The detailed thermal cross sections and scattering matrices depend upon the binding between the atoms of the material (Ref. 22). Therefore, MATXS thermal libraries will contain several sets for a particular isotope, for example, H in H$_2$O, H in polyethylene, and H in ZrH. In addition, thermal scattering can have both coherent and incoherent components. Coherent scattering takes place with no energy change (in-group only) and includes the diffraction effects of the neutron wave interacting with the entire crystalline lattice. The incoherent part contains both energy-gain and energy-loss cross sections due to interactions with lattice vibrations or molecular rotation and vibration modes. For the heavier materials, it is often a good approximation to treat the atoms as a gas of free particles at the appropriate temperature. Free-gas cross sections and matrices are included on MATXS thermal files for all materials in addition to any bound cross sections given for important moderator materials.
Thermal cross sections are defined over a limited energy range
(e.g., E < 4 eV). To prepare an upscatter set, TRANSX corrects
the total cross section by subtracting the normal static elastic
cross section (NELAS
) and adding back the appropriate incoherent
and coherent thermal cross sections over the requested energy
range. This step ensures that any absorption reactions are
included.

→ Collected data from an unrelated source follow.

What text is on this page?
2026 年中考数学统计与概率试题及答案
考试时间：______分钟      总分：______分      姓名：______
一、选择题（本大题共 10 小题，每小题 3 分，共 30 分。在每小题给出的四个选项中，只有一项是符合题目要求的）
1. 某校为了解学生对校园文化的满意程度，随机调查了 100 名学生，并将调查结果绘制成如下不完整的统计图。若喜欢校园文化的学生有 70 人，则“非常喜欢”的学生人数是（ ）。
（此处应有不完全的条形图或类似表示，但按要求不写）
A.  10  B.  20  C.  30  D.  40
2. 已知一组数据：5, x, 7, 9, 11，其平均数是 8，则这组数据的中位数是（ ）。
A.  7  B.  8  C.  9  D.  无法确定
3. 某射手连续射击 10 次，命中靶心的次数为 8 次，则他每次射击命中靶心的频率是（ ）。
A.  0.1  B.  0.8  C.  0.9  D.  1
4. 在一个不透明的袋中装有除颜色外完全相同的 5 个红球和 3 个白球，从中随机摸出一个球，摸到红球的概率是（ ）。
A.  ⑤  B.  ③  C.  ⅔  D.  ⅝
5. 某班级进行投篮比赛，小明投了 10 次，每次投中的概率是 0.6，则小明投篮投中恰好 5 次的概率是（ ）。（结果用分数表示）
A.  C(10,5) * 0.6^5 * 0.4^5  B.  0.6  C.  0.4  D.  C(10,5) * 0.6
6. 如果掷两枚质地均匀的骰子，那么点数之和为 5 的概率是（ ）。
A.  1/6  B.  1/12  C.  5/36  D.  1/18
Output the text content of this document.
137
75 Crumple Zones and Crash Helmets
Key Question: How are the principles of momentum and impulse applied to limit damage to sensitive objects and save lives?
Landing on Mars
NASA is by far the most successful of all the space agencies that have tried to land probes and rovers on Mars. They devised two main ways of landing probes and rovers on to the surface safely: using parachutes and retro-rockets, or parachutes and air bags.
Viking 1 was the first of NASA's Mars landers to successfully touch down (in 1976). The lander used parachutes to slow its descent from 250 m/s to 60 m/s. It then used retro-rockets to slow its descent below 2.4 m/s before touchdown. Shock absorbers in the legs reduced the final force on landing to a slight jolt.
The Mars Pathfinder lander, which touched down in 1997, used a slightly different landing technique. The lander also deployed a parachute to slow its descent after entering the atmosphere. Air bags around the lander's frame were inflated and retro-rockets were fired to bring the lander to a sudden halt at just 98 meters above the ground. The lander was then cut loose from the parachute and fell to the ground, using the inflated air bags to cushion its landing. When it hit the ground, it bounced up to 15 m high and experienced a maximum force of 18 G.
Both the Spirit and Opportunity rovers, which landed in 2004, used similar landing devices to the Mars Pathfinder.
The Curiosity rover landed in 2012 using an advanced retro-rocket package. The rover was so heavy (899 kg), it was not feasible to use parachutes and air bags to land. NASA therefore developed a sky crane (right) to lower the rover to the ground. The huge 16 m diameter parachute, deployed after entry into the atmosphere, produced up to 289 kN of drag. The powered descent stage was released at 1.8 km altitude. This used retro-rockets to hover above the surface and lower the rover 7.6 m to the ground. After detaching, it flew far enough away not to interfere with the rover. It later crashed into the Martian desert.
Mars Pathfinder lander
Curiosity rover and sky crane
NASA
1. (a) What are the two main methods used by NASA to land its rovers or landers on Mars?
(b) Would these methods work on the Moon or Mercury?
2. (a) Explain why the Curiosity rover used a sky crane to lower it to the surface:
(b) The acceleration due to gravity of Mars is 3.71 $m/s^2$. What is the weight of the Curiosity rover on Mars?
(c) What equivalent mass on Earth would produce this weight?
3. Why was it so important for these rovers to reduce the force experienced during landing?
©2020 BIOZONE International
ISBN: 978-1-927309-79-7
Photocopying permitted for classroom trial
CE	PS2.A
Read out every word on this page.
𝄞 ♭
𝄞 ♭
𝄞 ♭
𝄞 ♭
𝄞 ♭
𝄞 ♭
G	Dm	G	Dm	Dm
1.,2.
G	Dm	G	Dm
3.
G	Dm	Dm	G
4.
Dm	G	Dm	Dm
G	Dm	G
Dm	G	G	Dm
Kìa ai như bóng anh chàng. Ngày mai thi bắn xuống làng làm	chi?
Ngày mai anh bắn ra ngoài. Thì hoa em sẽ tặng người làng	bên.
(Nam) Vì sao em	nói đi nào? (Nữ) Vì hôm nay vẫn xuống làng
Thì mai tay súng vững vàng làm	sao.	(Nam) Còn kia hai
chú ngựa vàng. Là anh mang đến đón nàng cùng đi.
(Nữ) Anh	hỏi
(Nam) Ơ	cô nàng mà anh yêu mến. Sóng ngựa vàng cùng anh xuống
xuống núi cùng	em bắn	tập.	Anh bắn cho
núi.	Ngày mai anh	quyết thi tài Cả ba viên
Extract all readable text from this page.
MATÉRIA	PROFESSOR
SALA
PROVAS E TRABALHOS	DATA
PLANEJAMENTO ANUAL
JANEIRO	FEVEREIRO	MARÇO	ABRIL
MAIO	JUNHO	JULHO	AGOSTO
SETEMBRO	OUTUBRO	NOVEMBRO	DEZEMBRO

For the scattering matrix, TRANSX uses the static
matrix above the specified energy range and the requested
incoherent and coherent matrices below the energy cutoff.
Sources from above the cutoff to below use elements of the static
matrix. Sources from below the cutoff to above are truncated into
the last group of the thermal range so that there is no upscatter
for groups above the cutoff.
Some ENDF/B thermal evaluations give the scattering from each atom in the molecule, and the different atoms must be combined in TRANSX. An example is water; here ``H in H$_2$O'' must be combined with free-gas oxygen. Other evaluations (e.g., methane) give the entire scattering for the molecule with the principal scatterer (everything is renormalized to the cross section of the principal scatterer). In these cases, TRANSX must mix in the thermal scattering for the principal scatterer and omit the contribution for the secondary atom. Methods for doing this are discussed in the next section.